Alors qu’en coulisses, la guerre intestine qui oppose la gendarmerie, la police judiciaire et la police communale grippe l’enquête au point de la fragiliser dramatiquement, Chartier s’implique de plus en plus, jusqu’à entendre des voix, un jour, dans la cave de Dedieu lors d’une perquisition. A moins que ce ne soient de vraies voix…

Toute la première partie, relatant la "jeunesse" de Chartier, livre un portrait ultra-réaliste de la communauté qu’il s’est choisie, servi par le casting de "vrais" Siciliens de Charleroi, qui nourrissent de leur authenticité la démarche naturaliste du cinéaste, qui raconte aussi un territoire désindustrialisé et abandonné du politique.

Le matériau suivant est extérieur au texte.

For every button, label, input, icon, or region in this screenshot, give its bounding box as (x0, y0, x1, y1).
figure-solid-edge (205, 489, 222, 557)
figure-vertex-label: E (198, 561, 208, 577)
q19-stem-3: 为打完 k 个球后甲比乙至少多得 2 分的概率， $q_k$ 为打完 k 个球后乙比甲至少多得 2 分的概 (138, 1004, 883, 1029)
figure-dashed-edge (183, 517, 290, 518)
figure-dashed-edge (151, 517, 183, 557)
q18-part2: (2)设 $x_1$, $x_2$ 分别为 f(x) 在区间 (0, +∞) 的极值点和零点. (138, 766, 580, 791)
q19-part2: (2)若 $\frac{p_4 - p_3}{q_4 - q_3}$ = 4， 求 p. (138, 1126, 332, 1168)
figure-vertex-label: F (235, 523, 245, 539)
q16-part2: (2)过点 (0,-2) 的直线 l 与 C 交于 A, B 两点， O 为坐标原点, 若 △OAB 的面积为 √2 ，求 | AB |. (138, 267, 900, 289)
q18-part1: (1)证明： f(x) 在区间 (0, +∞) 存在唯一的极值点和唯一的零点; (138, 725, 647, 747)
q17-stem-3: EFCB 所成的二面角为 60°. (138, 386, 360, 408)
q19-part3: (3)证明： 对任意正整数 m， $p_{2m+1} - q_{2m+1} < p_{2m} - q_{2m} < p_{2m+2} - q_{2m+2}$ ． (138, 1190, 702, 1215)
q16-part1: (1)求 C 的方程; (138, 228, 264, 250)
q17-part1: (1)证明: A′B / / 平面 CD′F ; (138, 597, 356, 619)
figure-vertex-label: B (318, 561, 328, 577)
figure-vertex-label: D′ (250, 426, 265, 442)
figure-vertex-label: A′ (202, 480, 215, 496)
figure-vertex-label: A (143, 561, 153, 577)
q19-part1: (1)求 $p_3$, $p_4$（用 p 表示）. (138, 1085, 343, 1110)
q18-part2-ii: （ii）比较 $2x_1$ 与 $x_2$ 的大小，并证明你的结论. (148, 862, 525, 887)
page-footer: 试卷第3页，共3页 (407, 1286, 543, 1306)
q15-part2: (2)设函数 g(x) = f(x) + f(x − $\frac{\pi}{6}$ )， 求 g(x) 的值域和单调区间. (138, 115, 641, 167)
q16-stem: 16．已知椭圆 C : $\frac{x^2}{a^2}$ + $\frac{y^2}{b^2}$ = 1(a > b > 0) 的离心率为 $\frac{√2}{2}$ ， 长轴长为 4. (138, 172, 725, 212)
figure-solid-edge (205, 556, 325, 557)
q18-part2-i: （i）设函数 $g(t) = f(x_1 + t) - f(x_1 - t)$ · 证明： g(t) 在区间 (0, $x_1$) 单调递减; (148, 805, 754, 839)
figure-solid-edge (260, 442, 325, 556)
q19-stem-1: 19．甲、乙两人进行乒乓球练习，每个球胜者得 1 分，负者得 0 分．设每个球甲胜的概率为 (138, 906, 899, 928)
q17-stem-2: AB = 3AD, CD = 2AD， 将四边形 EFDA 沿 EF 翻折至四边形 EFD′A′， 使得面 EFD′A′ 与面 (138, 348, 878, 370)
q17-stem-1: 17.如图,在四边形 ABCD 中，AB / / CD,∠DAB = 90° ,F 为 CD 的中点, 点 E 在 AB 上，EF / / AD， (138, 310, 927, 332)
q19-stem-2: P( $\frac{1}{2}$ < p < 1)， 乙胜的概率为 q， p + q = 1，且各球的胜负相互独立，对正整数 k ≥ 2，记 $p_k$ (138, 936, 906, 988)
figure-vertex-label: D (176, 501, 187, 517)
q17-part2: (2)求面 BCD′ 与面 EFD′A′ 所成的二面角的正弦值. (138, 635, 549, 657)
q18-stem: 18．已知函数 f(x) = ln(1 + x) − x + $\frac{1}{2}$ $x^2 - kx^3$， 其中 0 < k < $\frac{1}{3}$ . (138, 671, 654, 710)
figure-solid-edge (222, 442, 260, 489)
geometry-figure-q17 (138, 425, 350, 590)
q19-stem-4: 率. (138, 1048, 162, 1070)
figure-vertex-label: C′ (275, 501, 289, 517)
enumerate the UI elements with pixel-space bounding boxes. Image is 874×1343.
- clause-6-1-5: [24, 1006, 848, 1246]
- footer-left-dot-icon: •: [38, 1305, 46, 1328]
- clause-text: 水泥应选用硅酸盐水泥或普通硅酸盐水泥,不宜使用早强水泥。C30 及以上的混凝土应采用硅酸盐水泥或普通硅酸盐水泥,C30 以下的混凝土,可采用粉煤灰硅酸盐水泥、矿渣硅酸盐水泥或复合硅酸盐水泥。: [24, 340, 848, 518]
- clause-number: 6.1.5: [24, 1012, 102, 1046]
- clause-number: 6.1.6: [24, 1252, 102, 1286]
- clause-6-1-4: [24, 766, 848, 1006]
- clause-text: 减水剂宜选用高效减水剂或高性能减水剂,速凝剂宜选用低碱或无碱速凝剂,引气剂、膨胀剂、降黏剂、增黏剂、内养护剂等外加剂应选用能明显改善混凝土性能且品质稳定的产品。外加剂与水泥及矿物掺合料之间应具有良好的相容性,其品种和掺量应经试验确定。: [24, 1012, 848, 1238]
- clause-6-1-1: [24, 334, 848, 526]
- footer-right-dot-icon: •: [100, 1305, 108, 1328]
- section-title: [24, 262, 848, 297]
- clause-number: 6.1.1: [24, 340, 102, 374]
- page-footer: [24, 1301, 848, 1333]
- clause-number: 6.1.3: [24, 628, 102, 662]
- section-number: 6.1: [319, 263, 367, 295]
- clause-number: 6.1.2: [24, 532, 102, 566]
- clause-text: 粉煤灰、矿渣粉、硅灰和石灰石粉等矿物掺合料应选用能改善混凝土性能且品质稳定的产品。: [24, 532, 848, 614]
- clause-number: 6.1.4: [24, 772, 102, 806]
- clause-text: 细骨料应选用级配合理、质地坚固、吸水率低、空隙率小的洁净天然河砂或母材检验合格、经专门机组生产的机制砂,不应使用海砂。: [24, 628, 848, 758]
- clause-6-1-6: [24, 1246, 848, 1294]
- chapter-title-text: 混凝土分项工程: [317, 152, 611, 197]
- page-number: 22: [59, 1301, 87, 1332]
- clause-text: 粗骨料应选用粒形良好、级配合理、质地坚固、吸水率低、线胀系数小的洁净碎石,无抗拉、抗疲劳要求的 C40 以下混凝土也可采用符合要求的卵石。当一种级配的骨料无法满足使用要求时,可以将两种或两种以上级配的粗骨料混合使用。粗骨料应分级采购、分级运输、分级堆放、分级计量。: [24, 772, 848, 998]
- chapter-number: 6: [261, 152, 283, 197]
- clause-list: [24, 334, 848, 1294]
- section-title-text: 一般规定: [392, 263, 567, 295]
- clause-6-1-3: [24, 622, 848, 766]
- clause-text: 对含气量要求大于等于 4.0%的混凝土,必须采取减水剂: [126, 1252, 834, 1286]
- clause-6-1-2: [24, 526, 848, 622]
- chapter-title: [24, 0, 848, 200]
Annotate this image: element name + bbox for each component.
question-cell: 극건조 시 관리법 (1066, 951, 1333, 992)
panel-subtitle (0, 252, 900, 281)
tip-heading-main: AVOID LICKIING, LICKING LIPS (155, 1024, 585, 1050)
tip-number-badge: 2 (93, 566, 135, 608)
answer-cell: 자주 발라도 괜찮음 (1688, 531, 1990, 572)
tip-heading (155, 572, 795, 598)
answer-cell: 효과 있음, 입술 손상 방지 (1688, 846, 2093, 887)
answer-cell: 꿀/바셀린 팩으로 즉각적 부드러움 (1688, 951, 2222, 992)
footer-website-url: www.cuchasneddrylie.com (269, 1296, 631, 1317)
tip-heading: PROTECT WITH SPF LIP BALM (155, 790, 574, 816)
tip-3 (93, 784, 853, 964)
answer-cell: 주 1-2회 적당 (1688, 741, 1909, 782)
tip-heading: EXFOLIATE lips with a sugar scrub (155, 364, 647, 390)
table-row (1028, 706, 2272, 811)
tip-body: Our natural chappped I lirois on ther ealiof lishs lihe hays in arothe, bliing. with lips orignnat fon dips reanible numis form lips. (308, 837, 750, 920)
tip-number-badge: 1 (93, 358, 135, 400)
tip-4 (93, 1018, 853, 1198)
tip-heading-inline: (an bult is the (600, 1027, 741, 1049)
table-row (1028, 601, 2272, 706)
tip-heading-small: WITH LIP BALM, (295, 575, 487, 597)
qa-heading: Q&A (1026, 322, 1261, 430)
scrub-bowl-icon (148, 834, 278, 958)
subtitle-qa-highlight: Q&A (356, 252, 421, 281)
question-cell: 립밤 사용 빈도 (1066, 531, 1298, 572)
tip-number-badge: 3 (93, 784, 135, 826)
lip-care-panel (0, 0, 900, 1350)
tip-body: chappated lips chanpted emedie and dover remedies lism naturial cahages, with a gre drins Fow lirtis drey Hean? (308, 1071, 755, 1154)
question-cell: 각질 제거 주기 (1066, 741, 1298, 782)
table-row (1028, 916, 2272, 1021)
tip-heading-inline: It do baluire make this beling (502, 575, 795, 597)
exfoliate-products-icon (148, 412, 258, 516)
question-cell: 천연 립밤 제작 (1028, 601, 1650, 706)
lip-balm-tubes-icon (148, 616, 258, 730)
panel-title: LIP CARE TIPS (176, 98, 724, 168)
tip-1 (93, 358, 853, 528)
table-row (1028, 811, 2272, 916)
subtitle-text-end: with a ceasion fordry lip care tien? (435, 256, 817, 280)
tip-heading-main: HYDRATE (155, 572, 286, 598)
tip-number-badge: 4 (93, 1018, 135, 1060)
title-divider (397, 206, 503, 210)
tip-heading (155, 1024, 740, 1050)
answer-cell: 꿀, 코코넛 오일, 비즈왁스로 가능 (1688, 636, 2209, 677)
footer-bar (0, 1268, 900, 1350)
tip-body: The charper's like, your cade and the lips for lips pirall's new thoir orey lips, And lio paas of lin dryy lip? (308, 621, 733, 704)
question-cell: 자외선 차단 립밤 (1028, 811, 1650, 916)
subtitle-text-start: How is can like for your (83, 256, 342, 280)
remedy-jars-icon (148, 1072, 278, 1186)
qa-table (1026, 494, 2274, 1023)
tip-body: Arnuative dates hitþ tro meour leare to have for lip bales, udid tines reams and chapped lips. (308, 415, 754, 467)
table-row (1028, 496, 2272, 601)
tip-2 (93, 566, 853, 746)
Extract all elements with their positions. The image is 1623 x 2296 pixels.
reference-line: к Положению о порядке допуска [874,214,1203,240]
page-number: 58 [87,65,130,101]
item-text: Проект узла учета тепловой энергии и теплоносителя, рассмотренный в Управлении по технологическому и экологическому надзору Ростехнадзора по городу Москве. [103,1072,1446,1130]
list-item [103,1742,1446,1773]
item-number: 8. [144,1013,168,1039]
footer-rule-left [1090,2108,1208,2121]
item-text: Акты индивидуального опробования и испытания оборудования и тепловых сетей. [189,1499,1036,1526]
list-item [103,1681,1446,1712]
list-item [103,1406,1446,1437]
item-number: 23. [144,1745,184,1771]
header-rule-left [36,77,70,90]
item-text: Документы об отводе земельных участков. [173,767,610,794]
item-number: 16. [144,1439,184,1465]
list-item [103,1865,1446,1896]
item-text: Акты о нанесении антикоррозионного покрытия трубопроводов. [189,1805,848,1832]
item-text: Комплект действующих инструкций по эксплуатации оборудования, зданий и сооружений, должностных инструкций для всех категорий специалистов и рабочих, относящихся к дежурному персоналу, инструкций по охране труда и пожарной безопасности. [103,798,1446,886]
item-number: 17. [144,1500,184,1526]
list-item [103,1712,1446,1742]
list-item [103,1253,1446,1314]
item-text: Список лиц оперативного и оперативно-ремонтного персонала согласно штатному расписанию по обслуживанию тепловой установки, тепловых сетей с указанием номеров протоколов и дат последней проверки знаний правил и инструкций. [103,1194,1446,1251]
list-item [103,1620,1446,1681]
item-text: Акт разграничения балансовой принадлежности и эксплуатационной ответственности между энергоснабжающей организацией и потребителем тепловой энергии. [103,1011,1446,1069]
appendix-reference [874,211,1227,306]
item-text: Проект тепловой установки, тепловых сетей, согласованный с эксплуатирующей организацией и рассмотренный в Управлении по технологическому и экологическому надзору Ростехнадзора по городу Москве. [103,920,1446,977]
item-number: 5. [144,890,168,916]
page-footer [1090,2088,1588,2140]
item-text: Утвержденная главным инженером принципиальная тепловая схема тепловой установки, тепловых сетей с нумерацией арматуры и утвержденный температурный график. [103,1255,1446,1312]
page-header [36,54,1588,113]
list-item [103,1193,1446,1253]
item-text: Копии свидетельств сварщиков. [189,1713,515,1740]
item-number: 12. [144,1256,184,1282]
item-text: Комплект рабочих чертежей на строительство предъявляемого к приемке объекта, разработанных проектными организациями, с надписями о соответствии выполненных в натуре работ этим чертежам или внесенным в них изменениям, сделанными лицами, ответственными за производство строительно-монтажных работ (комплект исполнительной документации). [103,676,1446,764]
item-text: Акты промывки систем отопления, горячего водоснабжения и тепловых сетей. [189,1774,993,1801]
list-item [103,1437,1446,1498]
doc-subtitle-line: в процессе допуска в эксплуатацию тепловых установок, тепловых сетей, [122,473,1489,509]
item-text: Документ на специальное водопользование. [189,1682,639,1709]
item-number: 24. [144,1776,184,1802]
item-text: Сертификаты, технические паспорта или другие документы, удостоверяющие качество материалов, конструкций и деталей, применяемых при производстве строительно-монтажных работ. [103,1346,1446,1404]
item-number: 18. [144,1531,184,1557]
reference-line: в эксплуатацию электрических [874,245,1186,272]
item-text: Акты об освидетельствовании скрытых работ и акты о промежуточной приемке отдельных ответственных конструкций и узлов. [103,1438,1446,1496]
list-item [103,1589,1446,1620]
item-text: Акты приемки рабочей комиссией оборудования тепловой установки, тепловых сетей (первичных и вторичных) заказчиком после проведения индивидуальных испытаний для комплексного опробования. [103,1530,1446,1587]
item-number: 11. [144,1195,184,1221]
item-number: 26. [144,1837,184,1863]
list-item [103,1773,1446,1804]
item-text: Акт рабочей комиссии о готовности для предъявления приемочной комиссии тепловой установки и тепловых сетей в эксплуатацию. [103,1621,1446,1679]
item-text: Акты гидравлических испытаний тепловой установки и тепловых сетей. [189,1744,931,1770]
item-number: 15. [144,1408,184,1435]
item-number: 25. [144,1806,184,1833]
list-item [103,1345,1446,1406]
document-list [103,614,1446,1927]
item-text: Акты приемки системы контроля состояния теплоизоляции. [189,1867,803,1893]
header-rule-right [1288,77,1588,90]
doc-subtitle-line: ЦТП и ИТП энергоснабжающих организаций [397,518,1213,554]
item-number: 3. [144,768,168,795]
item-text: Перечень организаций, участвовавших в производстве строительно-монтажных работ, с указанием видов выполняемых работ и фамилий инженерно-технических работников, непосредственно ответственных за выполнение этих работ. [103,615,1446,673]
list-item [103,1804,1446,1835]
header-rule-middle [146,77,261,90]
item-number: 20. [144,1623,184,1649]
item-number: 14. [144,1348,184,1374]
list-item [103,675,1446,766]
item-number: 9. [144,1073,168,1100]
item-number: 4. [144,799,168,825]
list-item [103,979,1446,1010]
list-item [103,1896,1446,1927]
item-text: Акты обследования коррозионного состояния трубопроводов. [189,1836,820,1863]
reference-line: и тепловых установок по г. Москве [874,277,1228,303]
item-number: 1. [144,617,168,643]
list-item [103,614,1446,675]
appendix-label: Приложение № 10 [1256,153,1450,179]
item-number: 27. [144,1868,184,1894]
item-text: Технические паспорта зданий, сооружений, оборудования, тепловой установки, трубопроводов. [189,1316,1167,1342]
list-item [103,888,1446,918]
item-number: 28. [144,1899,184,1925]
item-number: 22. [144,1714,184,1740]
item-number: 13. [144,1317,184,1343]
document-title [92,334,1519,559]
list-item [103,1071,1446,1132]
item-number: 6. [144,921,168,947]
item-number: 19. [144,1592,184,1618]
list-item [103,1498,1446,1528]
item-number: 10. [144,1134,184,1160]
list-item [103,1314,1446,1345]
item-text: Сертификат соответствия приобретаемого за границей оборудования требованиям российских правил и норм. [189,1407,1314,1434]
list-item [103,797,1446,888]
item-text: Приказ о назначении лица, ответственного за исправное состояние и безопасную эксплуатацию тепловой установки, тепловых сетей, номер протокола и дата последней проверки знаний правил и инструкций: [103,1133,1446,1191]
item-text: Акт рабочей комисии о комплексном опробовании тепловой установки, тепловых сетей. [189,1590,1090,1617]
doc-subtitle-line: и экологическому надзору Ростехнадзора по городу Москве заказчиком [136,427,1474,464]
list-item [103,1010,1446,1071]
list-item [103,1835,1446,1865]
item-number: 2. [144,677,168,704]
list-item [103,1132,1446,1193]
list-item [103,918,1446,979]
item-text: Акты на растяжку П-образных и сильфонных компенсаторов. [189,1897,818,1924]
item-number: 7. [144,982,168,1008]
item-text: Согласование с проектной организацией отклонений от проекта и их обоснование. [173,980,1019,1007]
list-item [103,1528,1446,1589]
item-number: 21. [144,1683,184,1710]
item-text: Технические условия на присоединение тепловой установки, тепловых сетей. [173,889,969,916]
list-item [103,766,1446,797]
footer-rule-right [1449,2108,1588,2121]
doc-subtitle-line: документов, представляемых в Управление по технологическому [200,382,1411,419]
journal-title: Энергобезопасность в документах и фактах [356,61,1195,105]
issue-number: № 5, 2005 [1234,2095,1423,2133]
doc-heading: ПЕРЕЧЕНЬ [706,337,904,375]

D’abord cantonné à la périphérie, Dedieu émerge peu à peu, étoile noire d’une galaxie du mal composée de pauvres types comme de puissants. C’était une gageure de fictionnaliser Dutroux, figure absolue du mal. Contournant l’obstacle, Le Dossier Maldoror fait le choix de le réinventer, aidé par la partition de Sergi Lopez, qui comme toujours excelle quand il s’agit de jouer les méchants. Le mal contamine peu à peu le récit comme la psyché d’un Chartier rongé par la culpabilité, jusqu’à déboucher sur une confrontation finale dans le dernier tiers du film qui transcende le réalisme du début pour s’appuyer sur le pouvoir cathartique de la fiction, comme une possibilité collective de réparer l’histoire.

Le Dossier Maldoror est une fresque exigeante et populaire d’une grande ampleur sur la Belgique des années 90, ses dysfonctionnements et ses traumas collectifs, mais aussi sur la tentaculaire perversité du mal.

Le Dossier Maldoror est produit par Frakas Productions (Belgique) et The Jokers Films (France). Les ventes internationales sont assurées par WTFilms.